B05 Topic Modeling Flashcards
What is Topic Modeling?
Topic modeling is an analytic method for identifying the topics that best describe the information in a collection of documents.
What is a Topic?
- A topic is a label for a collection of words that occur
together. - Applied to documents, it gives us a quick idea of what a document is about.
- For example, we can infer that a document that has a high frequency of words like “rain”, “storm”, “snow”, “ice”, “winds” is a document about “weather”.
Topic modeling provides us with methods that allow us to:
- Discover the hidden topical patterns that are present across a collection of documents.
- Annotate the documents according to these topics.
- Use these annotations to organize, search and summarize the collection.
What are mixture models?
Mixture models are probabilistic models for representing
the presence of sub-populations within an overall
population, without requiring that an observed dataset
should identify the sub-population to which an individual
observation belongs.
Topic models are mixture models.
Several approaches to Topic Modeling include:
- TextRank
- Latent Semantic Indexing (LSI)
- Probabilistic Latent Semantic Analysis (pLSA)
- Latent Dirichlet Allocation (LDA)
Define Latent Dirichlet Allocation
- Latent Dirichlet Allocation (LDA) is a “generative
probabilistic model” that allows sets of observations to be explained by unobserved (latent) groups that explain why some parts of the data are similar. - Applied to topic modeling, LDA assumes that the topics
within a document and the words within a topic follow a
dirichlet distribution.
What are Dirichlet Distributions?
- A family of continuous multivariate probability
distributions parameterized by a vector ( ). - The values of the distribution are sampled over a
probability simplex (numbers that add up to 1). For
example - (0.6, 0.4), (0.1, 0.1, 0.8) or (0.05, 0.2, 0.15, 0.1, 0.3, 0.2). - The form of the distribution changes based on the value of the input parameter ( ).
What assumptions does Latent Dirichlet Allocation make?
- Documents with similar topics will use similar groups of
words. - Every document is a mixture of topics.
- Every topic is a mixture of words.
What does LDA do?
Therefore, given a corpus of documents, in order to identify the k-topics in each document, and the word distribution for each topic, LDA backtracks from the document level to identify the words and topics that are likely to have generated the corpus.
What does the LDA() function do?
- Takes “k” and a document term matrix (DTM) as the input.
- Returns two matrices - prevalence of topics in documents (gamma) and probability of words belonging to topics (beta).

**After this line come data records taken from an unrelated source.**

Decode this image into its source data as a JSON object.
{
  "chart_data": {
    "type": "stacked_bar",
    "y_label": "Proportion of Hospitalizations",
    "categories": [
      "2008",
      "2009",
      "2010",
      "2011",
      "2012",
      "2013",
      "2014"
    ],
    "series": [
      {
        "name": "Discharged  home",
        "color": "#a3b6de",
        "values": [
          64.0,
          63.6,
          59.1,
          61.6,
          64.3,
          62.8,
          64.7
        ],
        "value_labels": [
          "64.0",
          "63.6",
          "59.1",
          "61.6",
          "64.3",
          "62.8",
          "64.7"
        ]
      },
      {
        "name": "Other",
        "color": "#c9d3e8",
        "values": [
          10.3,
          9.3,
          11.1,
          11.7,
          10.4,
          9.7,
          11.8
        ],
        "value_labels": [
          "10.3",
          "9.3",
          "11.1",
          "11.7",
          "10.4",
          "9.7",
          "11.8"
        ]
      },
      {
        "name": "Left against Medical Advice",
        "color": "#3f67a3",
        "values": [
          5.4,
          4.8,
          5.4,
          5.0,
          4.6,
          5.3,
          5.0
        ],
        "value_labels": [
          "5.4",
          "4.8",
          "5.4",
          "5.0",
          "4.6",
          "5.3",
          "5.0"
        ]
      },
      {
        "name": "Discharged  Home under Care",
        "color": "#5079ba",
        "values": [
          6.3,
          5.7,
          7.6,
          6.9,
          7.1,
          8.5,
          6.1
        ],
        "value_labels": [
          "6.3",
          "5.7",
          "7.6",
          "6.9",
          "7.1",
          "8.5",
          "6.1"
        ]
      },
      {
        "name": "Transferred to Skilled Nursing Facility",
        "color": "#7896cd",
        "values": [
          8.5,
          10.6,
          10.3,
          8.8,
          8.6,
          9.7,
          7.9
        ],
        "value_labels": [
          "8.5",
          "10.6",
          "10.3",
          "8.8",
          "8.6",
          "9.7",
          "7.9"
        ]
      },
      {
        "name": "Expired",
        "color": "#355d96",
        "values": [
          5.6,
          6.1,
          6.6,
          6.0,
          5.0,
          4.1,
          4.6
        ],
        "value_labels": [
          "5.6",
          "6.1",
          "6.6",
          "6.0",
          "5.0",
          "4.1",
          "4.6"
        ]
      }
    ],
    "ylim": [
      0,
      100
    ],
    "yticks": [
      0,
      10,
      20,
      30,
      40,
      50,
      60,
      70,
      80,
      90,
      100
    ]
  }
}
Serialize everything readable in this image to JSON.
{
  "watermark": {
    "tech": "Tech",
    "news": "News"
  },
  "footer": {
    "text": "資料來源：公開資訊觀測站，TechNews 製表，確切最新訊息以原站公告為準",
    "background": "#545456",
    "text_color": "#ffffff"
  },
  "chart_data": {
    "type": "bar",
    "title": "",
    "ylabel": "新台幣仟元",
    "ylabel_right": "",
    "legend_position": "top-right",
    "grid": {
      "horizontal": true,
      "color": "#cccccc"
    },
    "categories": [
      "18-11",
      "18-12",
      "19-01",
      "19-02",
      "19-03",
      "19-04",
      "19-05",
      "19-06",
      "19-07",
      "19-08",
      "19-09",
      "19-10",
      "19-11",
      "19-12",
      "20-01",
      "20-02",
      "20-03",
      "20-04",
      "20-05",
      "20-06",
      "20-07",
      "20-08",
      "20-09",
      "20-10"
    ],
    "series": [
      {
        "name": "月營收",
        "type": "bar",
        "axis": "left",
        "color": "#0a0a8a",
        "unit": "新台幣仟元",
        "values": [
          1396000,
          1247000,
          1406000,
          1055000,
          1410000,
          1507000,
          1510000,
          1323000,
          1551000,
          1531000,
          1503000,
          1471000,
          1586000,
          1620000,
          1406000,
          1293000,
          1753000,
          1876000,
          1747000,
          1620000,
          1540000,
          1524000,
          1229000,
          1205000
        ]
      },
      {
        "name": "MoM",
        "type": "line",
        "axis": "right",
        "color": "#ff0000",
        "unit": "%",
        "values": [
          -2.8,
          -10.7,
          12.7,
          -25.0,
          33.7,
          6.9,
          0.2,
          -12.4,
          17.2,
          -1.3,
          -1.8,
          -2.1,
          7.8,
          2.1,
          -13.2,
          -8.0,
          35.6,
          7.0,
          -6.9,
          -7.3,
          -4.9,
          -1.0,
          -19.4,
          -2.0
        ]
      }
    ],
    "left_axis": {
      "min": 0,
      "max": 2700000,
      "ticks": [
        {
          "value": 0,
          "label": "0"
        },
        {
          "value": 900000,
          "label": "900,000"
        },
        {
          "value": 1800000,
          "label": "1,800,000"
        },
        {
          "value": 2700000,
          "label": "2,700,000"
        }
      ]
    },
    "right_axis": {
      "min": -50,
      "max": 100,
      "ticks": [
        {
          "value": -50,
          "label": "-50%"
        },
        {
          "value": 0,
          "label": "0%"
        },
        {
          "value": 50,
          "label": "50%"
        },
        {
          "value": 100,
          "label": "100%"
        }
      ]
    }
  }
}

- Methods supported are either Gibbs Sampling or VEM.
How do you find the best number of topics or best value of K?
Several approaches:
Topic coherence.
Quantitive measures of fit.
- Log-likelihood
- Perplexity
What is topic coherence?
- Evaluate the words in the topic to see if they make sense.
- High coherence is evident when all the words that make up the topic are relevant to the topic.
- Low coherence is evident when most of the words within a topic do not seem relevant. For example if the expected topic is “weather” then the words “rain”, “rice”, “sand”, “popsicle” have low coherence.
What is Log-likelihood?
- This measures how plausible the model parameters are given the input data.
- The values are negative.
- The larger the number, the better the log-likelihood.
What is Perplexity?
- This measures the model’s “surprise” when presented with new data.
- All values are positive.
- The smaller the number, the better the perplexity.
Method for finding the best K
Using the quantitative measures of fit, to find the best value for “k”, we:
- Fit a model for several values of “k”.
- Plot the values for both log-likelihood and perplexity.
- Pick the “k” value that corresponds with the “elbow”.